Angel wouldn’t come closer. Not with Reyes so near. He was afraid of him. I was beginning to understand that Reyes wasn’t the average everyday entity. He even freaked out the dead people.

I curled back into my blanket, buried my face. “You could have told me,” I said to Angel, my voice muffled through the thick material.

“I knew it would upset you.”

“That’s why you took off for two days.”

I could almost feel him shrug. “I just figured you’d keep thinking she got away. You know, that nobody would ever find her.”

“On the bedroom floor in a pool of her own blood?”

“Yeah, I hadn’t figured that part out yet.”

“I wanted her to be happy,” I said by way of explanation. “I had it all planned. She was going to open a hotel, get to know her aunt all over again, and be happier than she’s ever been in her whole life.”

“She is happier than she’s ever been in her whole life. Just not in the way you wanted. If you could know what it’s like here, really like, you wouldn’t be so sad.”

I sighed. For some reason, that knowledge didn’t really help. “What happened?”

“She did everything right, just like you told her,” he said. “She left dinner simmering on the stove. She left her purse with her wallet in it on her nightstand. She left her shoes and coat in the entryway. He would never have suspected she’d just run away. He would have thought something had happened to her.”

“Then what? What went wrong?”

“Her baby’s blanket.”

My head whipped up. Angel was peeling paint off the side of the snack bar, doing his best not to look in Reyes’s direction.

“She went back for her baby’s blanket,” he explained.

“She didn’t have a baby,” I said, confused.

“She would have, if he hadn’t sucker punched her in the gut.”

I buried my head again, fought the sting of tears.

“She’d knitted it. Yellow because she didn’t know if it would be a boy or a girl yet. She lost the baby the night she mustered the courage to tell him she was pregnant.”

My lids squeezed shut, forcing the most useless tears I’d ever cried past my lashes. The blanket absorbed them, and I wished with all my heart it would absorb me as well. Just swallow me whole then spit out the bitter bones. Why was I even on Earth? To make a fool of myself and my family? To hurt people I’d never met?

“But Zeke Herschel was in jail,” I said, unable to fully accept what had happened.

“He made bail almost the minute they booked him; his cousin is a bail bondsman.”
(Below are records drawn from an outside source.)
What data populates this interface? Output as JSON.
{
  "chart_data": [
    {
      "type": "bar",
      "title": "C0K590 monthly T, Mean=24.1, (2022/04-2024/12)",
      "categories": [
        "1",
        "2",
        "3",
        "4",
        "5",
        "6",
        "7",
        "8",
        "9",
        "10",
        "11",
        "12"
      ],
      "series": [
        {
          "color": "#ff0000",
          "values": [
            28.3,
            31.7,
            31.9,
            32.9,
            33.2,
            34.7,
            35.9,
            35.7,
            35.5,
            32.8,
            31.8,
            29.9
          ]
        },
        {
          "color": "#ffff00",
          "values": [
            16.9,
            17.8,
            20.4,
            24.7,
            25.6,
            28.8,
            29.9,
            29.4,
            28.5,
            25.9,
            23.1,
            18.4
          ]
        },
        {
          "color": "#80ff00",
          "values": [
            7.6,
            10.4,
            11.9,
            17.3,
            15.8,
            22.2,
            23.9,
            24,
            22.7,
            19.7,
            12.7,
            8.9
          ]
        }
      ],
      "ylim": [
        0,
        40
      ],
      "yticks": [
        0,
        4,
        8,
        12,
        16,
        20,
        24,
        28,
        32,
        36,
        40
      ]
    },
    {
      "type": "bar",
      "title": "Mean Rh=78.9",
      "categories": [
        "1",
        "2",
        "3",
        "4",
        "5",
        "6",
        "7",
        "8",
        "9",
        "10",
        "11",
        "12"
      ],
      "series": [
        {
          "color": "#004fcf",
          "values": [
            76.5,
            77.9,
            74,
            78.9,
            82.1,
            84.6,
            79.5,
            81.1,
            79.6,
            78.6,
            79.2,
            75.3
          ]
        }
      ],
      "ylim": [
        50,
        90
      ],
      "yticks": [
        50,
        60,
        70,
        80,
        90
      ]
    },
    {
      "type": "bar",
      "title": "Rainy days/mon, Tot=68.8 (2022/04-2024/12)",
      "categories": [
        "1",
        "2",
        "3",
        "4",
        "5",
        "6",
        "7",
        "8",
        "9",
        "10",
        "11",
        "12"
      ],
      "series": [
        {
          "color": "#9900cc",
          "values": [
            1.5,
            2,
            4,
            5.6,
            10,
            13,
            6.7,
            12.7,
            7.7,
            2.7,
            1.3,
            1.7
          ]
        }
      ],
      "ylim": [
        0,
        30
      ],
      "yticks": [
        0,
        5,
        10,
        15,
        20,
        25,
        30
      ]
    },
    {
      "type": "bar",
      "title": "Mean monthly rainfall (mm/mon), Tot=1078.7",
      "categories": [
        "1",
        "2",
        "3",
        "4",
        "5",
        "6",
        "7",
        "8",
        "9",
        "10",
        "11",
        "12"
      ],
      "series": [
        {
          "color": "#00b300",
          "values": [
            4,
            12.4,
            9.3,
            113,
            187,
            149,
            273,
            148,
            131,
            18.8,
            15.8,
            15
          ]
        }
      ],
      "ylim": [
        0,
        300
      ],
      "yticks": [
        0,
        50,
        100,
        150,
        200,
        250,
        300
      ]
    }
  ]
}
I knew that, but I never expected her to go back.

“Herschel caught her as she was leaving the house a second time. And he knew from the look in her eyes what she was doing.” Angel chewed on his bottom lip a moment before continuing. “After he … did what he did, he found your card in her pocket and put two and two together.”
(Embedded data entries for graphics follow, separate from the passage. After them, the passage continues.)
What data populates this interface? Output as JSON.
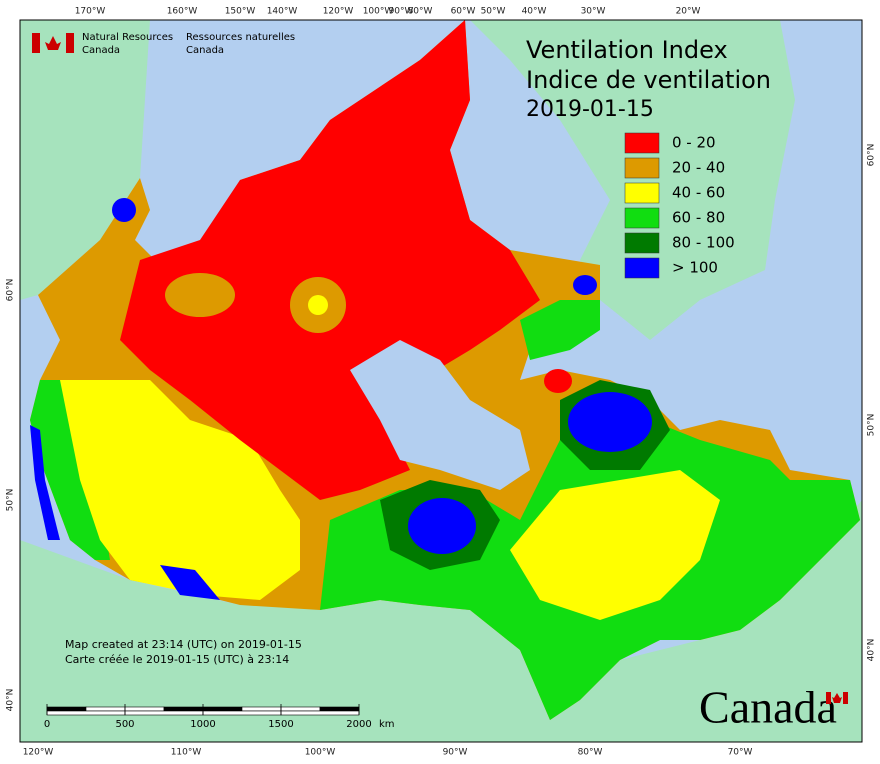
{
  "agency": {
    "en_line1": "Natural Resources",
    "en_line2": "Canada",
    "fr_line1": "Ressources naturelles",
    "fr_line2": "Canada"
  },
  "title": {
    "en": "Ventilation Index",
    "fr": "Indice de ventilation",
    "date": "2019-01-15"
  },
  "legend": [
    {
      "label": "0 - 20",
      "color": "#ff0000"
    },
    {
      "label": "20 - 40",
      "color": "#dd9a00"
    },
    {
      "label": "40 - 60",
      "color": "#ffff00"
    },
    {
      "label": "60 - 80",
      "color": "#11dd11"
    },
    {
      "label": "80 - 100",
      "color": "#007a00"
    },
    {
      "label": "> 100",
      "color": "#0000ff"
    }
  ],
  "graticule": {
    "top": [
      "170°W",
      "160°W",
      "150°W",
      "140°W",
      "120°W",
      "100°W",
      "90°W",
      "80°W",
      "60°W",
      "50°W",
      "40°W",
      "30°W",
      "20°W"
    ],
    "bottom": [
      "120°W",
      "110°W",
      "100°W",
      "90°W",
      "80°W",
      "70°W"
    ],
    "left": [
      "60°N",
      "50°N",
      "40°N"
    ],
    "right": [
      "60°N",
      "50°N",
      "40°N"
    ]
  },
  "notes": [
    "Map created at 23:14 (UTC) on 2019-01-15",
    "Carte créée le 2019-01-15 (UTC) à 23:14"
  ],
  "scale": {
    "ticks": [
      0,
      500,
      1000,
      1500,
      2000
    ],
    "unit": "km"
  },
  "wordmark": "Canada"
}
A long silence ensued as I tried desperately to figure out my role on this Earth. Clearly, I was going about the whole grim reaper thing wrong. Maybe that was the problem. Maybe there was no going about it. Maybe I was just supposed to live my life without trying to help people, without trying to fix their problems, living or otherwise.

“It wasn’t your fault, you know,” Angel said after a while.

“Yeah,” I said, my voice spent as fatigue and depression set in, “right. It was probably Rosie’s fault. We can blame her.”